YOUR TEAM IS LESS ALIGNED THAN YOU THINK

What most leaders assume about their organization or about any other person is that they have a much, much greater shared reality and perspective than really exists.  If the person you’re speaking to agrees with your point of view, the natural human reaction is to assume that this agreement extends to alignment on every aspect of the topic.

Let me give you an example. Say a CEO tells his team, we’re going to focus on channel sales because channel is a much higher leverage approach for us.  (Channel sales meaning focusing on third parties who will sell your products for you.)  Then the VP of sales nods his head and says, Yeah.  Exactly.

In that exchange the CEO is left with the impression that the VP of sales is completely aligned, understands, and believes in the CEO’s entire unspoken channel sales strategy because of that one nod.

Every person has different experiences. Thus, it’s far more likely that the VP of sales previously worked for another company that had a different approach to channel sales than the CEO’s approach.  The term “channel sales” probably means something drastically different to each of them, and the timeframe that each has in mind is also different.

Two Factors that Undermine Alignment

The underlying lack of alignment stems from those two things:

  1. Definitions
  2. Timescale

Definitions

Language is an inherently clumsy model.  Language deletes, distorts, and generalizes some of the information.

If you have a thought in mind about a strategic approach, like the channel sales example, your thought includes all your past experiences.

It includes the answers to, how much training is appropriate when dealing with channel partners?  What is the best source for channel partners?  What does a good channel partner agreement look like?
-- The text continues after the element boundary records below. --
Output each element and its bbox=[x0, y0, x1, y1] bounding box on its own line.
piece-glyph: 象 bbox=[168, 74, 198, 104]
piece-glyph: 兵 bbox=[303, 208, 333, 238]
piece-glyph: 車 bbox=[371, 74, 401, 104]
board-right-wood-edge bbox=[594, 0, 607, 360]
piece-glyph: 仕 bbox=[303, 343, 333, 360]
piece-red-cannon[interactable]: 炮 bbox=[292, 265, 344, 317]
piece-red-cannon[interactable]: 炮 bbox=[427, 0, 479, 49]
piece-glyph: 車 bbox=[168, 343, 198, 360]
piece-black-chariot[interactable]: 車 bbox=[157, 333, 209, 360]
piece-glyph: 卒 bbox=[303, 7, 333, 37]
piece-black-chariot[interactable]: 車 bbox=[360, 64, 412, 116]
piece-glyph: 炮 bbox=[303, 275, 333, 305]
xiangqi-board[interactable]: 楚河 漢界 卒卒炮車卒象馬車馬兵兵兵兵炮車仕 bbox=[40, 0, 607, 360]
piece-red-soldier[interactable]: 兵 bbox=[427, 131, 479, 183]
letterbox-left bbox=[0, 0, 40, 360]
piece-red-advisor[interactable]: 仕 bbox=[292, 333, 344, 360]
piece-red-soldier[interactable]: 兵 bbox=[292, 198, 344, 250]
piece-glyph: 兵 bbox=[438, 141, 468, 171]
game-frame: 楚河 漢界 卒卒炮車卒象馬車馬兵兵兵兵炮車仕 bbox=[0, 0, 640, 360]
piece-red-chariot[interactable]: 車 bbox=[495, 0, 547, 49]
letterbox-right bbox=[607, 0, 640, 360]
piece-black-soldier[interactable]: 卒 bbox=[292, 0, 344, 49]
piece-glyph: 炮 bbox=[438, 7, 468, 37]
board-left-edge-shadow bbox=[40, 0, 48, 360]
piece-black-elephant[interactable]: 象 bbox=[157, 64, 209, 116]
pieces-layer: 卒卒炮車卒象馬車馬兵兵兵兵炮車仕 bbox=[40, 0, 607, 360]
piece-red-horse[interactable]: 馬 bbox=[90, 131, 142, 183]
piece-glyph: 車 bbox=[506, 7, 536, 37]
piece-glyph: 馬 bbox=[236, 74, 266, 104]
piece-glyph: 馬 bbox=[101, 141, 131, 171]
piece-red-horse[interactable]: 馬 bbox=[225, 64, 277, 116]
What kinds of channel partners are the most strategic? And so forth.

All those answers are baked into your understanding when you use the term channel sales. And if the other person nods in agreement, it’s your human compulsion to assume that that nod covers the entire understanding.

Another example of this starts at the job interview. I call them freshmen job interviewers—people who have not been very successful yet at hiring high impact teams.  In the job interview, the interviewer does all the talking saying things like, obviously results are really important to you, right?  What’s an example of where you produced really great results?

If it were a courtroom, you’d have an objection for leading the witness.  A person could successfully pass that job interview or appear to be qualified simply by agreeing, rather than generating his or her own thoughts and ideas.

There’s an easy way to determine the degree of alignment in your team. Pick out five or six keywords that are included in your corporate strategy or your initiative. Then go to each team member and ask what each of those keywords means to him or her.  What does channel sales mean to him?  What does optimize mean to her?

Don’t say anything, because if you give any hints about your own definition, they will nod their head in agreement and you’ll think you’re in alignment. If you don’t say anything, you’ll find out the actual definitions that are operating in your company.

With this simple method, I’ve discovered people who have vastly different definitions of things like ROI or even profit. Those differing definitions across key members of the team are going to have operational impact.

Timescale

Timescale can completely change the definition of every term that you’re using. If you create an agreement, but you leave out the timescale, then you’ll have people thinking in drastically different terms. And this lack of alignment won’t manifest until the execution mismatch occurs.

A CEO might decide to start investing more in automation, but leaves out the timescale. So her IT department schedules some systems evaluations for six months from now. But her marketing department hires a business automation consultant the next day to start training people on new ways of automating their marketing systems.

Her team is going to be drastically out of sync and therefore, the investment that the IT department makes and the investment that the marketing department makes will both be worthless.

If you listen to most business meetings, timescale is almost always inferred or implied, rarely stated explicitly. And the assumption is that everyone is operating on the same timescale, but that’s not usually the case.

The bottom line—your organization is not as aligned as you think it is because you’re doing all the talking. You are assuming that when someone gives you the experience of agreement by nodding or regurgitating one piece of your 1,000-piece puzzle, that they agree with the rest of it. But the definitions you’re using are unique to you, as much as you’d like to think they’re universal, and your timescale is not correctly inferred by your entire team.